D’un point de vue macroéconomique et au regard des anticipations de marché, ce paquet de données est extrêmement favorable. Bien que les déclarations officielles soient plutôt bellicistes pour ancrer les anticipations d’inflation, le léger refroidissement des indicateurs liés à l’emploi et à l’industrie manufacturière confirme précisément l’idée d’un « atterrissage en douceur » sans douleur. La baisse ordonnée des postes vacants ne s’accompagne pas d’une flambée du chômage ; en outre, la remontée de l’ISM depuis ses sommets, combinée au maintien de l’expansion par le PMI S&P, montre une résilience suffisante de l’économie et un risque de surchauffe qui est efficacement digéré. En pratique, le seuil justifiant des hausses de taux continue de se relever.

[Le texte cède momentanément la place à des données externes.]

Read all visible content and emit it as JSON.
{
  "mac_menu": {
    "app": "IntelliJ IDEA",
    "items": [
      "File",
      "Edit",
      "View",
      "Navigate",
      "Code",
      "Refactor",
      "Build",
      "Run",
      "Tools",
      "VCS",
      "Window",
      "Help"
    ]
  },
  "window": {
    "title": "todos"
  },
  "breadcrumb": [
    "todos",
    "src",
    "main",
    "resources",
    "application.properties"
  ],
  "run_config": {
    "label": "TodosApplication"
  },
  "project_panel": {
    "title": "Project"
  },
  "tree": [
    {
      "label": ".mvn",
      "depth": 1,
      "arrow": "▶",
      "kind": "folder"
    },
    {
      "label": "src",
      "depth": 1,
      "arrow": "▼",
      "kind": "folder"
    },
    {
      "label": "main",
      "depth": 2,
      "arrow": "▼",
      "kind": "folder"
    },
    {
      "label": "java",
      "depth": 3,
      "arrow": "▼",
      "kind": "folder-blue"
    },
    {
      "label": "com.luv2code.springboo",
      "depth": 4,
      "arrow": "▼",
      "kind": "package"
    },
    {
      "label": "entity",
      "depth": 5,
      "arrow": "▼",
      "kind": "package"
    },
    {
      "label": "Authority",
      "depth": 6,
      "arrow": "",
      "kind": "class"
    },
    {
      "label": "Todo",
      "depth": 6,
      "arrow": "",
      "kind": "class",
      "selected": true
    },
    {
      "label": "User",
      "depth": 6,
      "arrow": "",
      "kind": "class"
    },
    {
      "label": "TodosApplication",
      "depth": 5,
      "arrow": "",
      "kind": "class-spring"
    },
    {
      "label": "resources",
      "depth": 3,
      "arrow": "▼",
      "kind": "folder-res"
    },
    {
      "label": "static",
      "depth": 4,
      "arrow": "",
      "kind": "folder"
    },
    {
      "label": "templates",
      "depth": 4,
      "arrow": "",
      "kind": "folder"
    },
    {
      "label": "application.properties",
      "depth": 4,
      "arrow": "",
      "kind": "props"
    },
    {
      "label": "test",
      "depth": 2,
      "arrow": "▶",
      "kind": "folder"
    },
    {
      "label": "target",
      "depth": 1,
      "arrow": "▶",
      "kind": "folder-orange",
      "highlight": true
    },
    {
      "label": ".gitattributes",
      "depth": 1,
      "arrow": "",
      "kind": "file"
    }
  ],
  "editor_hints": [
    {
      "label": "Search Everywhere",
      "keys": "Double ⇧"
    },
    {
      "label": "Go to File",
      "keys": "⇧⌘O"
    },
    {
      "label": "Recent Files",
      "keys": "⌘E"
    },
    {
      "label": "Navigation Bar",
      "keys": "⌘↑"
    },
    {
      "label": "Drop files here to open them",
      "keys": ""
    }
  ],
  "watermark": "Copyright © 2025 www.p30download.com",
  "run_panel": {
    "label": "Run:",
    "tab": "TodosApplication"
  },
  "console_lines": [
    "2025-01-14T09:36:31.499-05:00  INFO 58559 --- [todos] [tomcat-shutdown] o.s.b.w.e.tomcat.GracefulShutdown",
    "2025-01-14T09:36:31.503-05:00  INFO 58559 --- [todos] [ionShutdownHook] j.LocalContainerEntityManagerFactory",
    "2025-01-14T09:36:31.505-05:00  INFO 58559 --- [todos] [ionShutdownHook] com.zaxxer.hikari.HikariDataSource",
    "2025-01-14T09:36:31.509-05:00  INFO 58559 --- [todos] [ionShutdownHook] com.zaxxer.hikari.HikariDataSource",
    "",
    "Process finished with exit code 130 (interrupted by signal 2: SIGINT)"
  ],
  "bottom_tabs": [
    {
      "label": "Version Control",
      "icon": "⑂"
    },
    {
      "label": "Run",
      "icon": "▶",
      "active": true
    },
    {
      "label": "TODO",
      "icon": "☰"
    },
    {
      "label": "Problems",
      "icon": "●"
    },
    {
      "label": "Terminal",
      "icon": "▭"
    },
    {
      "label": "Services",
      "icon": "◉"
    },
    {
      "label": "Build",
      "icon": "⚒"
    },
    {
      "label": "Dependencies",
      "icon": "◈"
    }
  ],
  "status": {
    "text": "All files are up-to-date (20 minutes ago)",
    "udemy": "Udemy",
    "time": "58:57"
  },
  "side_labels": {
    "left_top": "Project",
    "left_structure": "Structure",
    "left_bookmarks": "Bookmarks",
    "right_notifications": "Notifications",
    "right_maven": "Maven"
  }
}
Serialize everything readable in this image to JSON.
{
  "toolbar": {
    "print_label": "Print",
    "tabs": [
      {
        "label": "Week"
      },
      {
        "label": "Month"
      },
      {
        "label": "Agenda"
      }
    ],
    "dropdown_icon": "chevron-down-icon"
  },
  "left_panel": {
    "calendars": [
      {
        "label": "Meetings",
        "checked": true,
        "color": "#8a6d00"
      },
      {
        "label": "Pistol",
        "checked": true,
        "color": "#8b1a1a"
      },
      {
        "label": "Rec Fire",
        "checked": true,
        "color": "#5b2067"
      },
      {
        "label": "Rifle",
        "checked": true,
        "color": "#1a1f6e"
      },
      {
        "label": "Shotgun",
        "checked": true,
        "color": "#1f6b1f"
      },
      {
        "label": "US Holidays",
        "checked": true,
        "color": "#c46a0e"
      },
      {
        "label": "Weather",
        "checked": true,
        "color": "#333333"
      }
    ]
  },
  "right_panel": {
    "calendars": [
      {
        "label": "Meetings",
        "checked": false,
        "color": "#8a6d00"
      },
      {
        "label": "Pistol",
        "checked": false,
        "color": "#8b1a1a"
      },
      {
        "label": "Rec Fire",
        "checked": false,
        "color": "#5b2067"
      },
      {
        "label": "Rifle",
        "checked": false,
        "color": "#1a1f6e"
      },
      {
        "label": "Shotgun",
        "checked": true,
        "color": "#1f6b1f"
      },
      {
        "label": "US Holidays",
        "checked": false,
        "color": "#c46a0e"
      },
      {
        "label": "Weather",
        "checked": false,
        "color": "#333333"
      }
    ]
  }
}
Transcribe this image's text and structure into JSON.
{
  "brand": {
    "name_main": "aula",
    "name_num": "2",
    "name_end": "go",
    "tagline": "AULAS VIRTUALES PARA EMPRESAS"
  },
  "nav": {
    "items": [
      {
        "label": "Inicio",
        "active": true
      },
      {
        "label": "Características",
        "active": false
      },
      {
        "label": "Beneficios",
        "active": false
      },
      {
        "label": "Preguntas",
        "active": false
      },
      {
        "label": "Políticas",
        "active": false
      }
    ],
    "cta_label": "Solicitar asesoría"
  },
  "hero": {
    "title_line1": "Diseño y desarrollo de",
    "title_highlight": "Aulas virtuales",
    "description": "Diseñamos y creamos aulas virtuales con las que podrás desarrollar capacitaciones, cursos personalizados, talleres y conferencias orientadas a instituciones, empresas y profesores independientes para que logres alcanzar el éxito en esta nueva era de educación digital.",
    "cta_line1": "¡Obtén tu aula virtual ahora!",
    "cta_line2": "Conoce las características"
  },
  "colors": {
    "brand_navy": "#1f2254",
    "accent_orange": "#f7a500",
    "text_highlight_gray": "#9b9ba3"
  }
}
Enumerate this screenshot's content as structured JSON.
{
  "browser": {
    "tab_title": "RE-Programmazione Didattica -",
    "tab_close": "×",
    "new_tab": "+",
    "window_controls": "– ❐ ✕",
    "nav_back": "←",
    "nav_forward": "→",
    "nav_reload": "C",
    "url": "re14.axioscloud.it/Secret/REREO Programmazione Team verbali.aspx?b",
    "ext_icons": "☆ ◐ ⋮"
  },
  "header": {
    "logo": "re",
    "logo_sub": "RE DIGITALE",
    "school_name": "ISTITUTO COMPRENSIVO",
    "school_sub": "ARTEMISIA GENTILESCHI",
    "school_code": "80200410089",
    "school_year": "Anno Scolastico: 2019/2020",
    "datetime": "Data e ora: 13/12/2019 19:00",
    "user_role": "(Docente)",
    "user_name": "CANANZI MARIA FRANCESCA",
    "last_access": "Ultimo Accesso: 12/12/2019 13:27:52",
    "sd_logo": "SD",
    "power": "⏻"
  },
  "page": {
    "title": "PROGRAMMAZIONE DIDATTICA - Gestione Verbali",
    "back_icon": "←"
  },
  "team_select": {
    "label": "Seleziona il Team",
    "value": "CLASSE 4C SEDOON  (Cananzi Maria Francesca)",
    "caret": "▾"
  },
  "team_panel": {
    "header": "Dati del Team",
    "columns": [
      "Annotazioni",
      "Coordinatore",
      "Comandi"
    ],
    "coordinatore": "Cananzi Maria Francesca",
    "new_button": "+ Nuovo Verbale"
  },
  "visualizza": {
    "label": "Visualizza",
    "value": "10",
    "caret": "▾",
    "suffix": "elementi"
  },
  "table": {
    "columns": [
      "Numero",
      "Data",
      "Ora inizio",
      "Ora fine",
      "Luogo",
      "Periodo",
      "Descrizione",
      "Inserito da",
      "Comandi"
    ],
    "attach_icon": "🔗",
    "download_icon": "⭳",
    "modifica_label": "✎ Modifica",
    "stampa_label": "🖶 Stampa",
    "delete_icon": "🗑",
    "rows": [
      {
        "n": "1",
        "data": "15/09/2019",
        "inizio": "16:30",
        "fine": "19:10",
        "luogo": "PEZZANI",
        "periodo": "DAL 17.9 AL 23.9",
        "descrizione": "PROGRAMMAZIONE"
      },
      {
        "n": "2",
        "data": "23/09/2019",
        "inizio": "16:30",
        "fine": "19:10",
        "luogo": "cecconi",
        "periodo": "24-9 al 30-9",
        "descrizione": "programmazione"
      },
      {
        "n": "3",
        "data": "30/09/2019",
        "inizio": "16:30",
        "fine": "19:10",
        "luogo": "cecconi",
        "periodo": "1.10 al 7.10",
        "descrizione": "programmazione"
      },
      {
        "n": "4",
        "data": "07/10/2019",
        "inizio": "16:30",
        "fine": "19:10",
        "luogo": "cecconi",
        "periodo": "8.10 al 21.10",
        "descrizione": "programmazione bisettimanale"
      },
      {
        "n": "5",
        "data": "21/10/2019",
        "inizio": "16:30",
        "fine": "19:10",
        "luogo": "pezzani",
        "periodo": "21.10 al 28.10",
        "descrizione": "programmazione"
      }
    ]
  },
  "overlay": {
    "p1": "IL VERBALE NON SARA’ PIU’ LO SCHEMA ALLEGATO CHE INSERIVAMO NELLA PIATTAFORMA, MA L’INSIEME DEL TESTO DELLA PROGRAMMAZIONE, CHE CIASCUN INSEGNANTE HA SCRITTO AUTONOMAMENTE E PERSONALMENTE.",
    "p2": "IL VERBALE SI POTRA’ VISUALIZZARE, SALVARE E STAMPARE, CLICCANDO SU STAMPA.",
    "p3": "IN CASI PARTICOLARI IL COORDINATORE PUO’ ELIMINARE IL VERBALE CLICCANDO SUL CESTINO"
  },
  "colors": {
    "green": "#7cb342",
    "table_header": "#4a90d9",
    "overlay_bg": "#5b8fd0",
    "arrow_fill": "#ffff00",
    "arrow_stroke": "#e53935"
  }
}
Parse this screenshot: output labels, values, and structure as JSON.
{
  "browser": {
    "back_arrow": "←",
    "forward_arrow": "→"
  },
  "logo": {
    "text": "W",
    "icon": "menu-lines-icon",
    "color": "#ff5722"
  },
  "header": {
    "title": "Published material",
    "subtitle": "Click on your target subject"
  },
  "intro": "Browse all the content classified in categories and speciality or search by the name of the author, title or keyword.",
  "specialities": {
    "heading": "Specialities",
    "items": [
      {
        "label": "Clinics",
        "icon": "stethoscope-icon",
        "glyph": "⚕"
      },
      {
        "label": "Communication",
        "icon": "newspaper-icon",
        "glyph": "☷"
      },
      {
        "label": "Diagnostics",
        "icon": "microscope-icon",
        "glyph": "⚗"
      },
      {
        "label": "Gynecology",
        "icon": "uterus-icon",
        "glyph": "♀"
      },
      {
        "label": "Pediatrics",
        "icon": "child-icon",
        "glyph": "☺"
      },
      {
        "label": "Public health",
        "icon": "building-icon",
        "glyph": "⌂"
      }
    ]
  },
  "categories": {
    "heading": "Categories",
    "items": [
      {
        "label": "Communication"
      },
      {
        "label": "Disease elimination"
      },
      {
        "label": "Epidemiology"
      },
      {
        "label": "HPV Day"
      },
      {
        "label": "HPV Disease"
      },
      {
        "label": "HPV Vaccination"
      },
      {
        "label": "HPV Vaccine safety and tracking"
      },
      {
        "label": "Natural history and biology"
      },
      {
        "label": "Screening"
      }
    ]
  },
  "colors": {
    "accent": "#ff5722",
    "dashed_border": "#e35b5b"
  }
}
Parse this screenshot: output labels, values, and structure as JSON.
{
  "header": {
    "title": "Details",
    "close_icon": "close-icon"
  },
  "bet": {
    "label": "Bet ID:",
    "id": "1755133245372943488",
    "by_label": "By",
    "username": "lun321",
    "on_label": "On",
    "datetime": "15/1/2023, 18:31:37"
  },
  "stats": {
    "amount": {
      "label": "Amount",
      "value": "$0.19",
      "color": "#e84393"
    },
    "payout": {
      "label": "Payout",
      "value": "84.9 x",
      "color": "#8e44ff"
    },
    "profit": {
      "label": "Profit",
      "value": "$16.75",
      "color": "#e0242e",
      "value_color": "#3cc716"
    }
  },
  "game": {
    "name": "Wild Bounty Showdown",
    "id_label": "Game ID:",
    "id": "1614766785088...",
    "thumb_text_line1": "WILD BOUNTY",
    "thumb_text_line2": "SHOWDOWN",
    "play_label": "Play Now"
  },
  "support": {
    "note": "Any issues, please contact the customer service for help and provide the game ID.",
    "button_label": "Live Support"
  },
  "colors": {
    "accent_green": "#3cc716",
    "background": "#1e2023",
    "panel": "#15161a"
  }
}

Sur les marchés financiers traditionnels, après l’annonce des données, l’indice du dollar et les rendements des bons du Trésor US ont montré des signes d’essoufflement de la dynamique après un pic. Du point de vue technique, il manque des catalyseurs permettant une nouvelle percée à la hausse des taux nominaux, et le sentiment pour le risque s’est nettement redressé. Les matières premières, malgré une certaine prime inflationniste liée aux tensions géopolitiques au Moyen-Orient et à la hausse du prix du diesel jusqu’au plus haut niveau sur quatre mois, ont déjà largement intégré, dans l’ensemble, les attentes extrêmes de resserrement de la liquidité. Ainsi, les repères de valorisation des actifs à l’échelle mondiale s’installent progressivement dans une phase de creux stable.
Pour le marché des crypto-actifs, la diminution marginale de la pression macroéconomique constitue une fenêtre clé permettant aux acheteurs de se renforcer.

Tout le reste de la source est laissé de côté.